Horowitz, who decorates his office with photographs of famous boxers, can also be a brawler. You don’t want to mess with either one of them. Most of the sources I spoke to for this story—even those who had positive comments—requested anonymity for fear of damaging existing business relationships with either Andreessen Horowitz (VCs all co-invest with each other and sit on boards together) or its growing portfolio of companies.

Why all the fear and loathing? The primary complaint about Andreessen Horowitz is that they are price insensitive when they decide to invest in a startup. “They are overpaying for deals,” says one VC, “forcing the Greylocks of the world to overpay as well.” In other words, it can drive up valuations even in the deals it doesn’t win. Another VC calls this proclivity to push up prices the “Andreessen Horowitz Effect.”
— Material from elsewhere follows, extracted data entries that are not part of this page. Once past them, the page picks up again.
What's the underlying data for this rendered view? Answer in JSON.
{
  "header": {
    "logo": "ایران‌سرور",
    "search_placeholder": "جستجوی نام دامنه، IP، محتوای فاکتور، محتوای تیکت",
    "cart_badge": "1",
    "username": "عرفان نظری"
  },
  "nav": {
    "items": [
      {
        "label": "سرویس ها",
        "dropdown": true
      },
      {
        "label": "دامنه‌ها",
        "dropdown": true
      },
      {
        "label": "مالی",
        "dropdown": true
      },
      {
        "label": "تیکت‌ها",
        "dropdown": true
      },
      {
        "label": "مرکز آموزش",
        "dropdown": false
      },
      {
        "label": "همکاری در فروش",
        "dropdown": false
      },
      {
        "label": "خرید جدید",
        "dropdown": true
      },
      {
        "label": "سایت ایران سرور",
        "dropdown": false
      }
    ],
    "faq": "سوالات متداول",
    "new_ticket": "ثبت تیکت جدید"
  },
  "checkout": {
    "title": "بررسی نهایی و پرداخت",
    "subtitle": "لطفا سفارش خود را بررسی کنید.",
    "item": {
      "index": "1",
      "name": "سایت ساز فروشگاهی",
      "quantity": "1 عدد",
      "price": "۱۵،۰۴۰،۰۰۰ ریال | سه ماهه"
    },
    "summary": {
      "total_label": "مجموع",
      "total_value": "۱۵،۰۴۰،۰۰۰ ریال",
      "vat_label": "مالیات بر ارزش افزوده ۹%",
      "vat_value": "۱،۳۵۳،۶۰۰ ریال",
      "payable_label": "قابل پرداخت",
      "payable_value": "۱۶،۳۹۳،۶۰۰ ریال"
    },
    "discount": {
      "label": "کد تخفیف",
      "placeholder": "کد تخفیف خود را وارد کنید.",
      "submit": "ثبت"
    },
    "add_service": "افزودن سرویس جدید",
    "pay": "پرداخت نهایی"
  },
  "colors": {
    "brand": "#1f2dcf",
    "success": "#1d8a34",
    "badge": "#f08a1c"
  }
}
“I think it is sour grapes,” responded Horowitz when I first brought up the theory with him. “We rarely pay a premium,” he told me, calling the widespread belief among his competitors a “misperception.” Certainly, when it comes to venture capital, one investor’s premium valuation is another’s bargain. That is what makes it fun. The underlying thesis behind Andreessen Horowitz’s investing strategy is that in any given year only 15 companies will make up more than 90 percent of the returns. So it pays to get into those companies at almost any price.

Only 15 companies a year are worth investing in.

Chances are good you won't be one of them.

I do love that Ben Horowitz loves boxing.